Maju ke 2019 Namun, dan harapan dan janji agak hilang. Pengabaian terhadap anggota Dewan Keamanan terhadap PBB, dan ketidakmampuan badan untuk melindungi para korban di berbagai zona konflik, menunjukkan bahwa PBB sejauh ini tidak menemukan solusi untuk konflik daripada sebelumnya.

Saat ini banyak pemimpin internasional mengecam globalisme dan menyerukan 'patriotisme' yang lebih besar, menolak anggapan bahwa negara-negara telah berbagi tanggung jawab atau kewajiban satu sama lain. Tidak ada yang salah dengan patriotisme tetapi mencintai negara sendiri tidak berarti berdiri sementara orang lain menderita. Namun inilah sikap yang sekarang diambil oleh banyak orang, dan badan pembuat keputusan utama PBB, Dewan Keamanan PBB, telah mengadopsi sikap ini terlalu sering.

Ketika dewan keamanan mengabaikan tanggung jawabnya ke seluruh dunia, lembaga-lembaga PBB seperti ICC juga menjadi rentan terhadap mereka yang berada dalam posisi berkuasa dan tujuan serta fokusnya secara tidak proporsional menjadi terfokus pada negara-negara yang kurang kuat, seperti yang disorot oleh seruan Uni Afrika untuk penarikan kolektif Afrika dari ICC.

Solusi untuk kemacetan saat ini, dan dominasi Dewan Keamanan pada akhirnya harus menjadi reformasi yang lebih demokratis. Negara-negara anggota harus menemukan cara untuk mengarahkan kembali kekuasaan dari Dewan Keamanan ke Majelis Umum, dan bekerja dengan anggota tetap yang mendukung kepentingan mereka untuk membantu menghilangkan atau membatasi efek hak veto Dewan Keamanan.

Paling tidak, perlu ada komitmen dari anggota Dewan Keamanan untuk mengesampingkan hak veto mereka ketika menghadapi situasi kekejaman massal yang disengaja, ketidakadilan yang terus-menerus, atau ketika negara mengabaikan hukum dan norma internasional. Jika tidak dapat melakukannya, maka masalah ini tidak akan pernah ditangani, dan negara anggota akan lebih baik meninggalkan institusi daripada tetap berkomitmen pada badan yang memungkinkan terjadinya bencana moral.

Sementara itu sangat tidak mungkin bahwa kita akan melihat pencegahan tindakan anggota Dewan Keamanan, lebih banyak yang harus dilakukan untuk mengatasi masalah yang lebih luas yang mempengaruhi planet ini.

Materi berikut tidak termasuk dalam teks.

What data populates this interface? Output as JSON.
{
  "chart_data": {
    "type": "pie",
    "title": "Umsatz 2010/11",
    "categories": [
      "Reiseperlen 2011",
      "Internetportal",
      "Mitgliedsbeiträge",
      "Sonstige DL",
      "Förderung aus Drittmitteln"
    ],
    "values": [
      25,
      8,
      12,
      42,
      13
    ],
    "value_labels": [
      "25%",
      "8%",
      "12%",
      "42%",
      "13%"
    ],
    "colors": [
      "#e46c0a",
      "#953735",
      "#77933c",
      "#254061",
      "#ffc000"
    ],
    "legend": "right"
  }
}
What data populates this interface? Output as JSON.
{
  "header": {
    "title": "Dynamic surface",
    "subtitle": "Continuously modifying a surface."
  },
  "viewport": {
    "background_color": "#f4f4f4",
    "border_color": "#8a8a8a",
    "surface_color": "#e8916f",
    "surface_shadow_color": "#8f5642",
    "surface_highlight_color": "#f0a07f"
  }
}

Jika ini tidak dapat dicapai melalui PBB, maka lembaga internasional lain harus dibuat sebagai gantinya. Kami tidak punya waktu untuk menunggu PBB untuk melakukan reformasi, masalah-masalah ini perlu ditangani sekarang, dan mereka membutuhkan badan internasional yang cocok untuk melaksanakan tugas.

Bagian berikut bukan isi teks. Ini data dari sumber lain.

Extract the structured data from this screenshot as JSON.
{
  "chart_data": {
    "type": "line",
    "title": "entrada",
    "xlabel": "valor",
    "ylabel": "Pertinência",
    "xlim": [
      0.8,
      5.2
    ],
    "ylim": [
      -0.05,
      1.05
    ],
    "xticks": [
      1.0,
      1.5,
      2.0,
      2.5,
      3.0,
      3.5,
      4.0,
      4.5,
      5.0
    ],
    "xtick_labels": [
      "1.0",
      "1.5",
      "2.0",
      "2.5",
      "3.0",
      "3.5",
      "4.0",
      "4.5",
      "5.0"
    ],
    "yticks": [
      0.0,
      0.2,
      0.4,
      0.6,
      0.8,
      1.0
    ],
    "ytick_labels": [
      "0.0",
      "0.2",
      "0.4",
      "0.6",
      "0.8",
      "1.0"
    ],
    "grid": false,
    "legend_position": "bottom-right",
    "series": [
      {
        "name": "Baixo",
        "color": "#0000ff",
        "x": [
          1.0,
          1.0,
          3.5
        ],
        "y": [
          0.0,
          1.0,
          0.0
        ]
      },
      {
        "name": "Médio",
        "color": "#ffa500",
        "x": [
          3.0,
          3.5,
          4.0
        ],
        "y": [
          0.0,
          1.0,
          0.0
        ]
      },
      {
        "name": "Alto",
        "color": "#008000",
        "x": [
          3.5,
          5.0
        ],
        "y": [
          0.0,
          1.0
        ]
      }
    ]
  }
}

Prof Nayef Al-Rodhan (@Tokopedia) adalah seorang ahli ilmu saraf, filsuf dan geostrategis. Dia adalah seorang Anggota Kehormatan di St Antony's College, University of Oxford, dan Senior Fellow dan Kepala Program Geopolitik dan Global Futures di Pusat Jenewa untuk Kebijakan Keamanan, Jenewa, Swiss. Melalui banyak buku dan artikel inovatif, ia telah membuat kontribusi konseptual yang signifikan untuk penerapan bidang neurofilosofi pada sifat manusia, sejarah, geopolitik kontemporer, hubungan internasional, keamanan luar angkasa, studi budaya dan masa depan, konflik dan perang dan perdamaian. 

Bagikan artikel ini:

EU Reporter menerbitkan artikel dari berbagai sumber luar yang mengungkapkan berbagai sudut pandang. Posisi yang diambil dalam artikel ini belum tentu milik Reporter UE.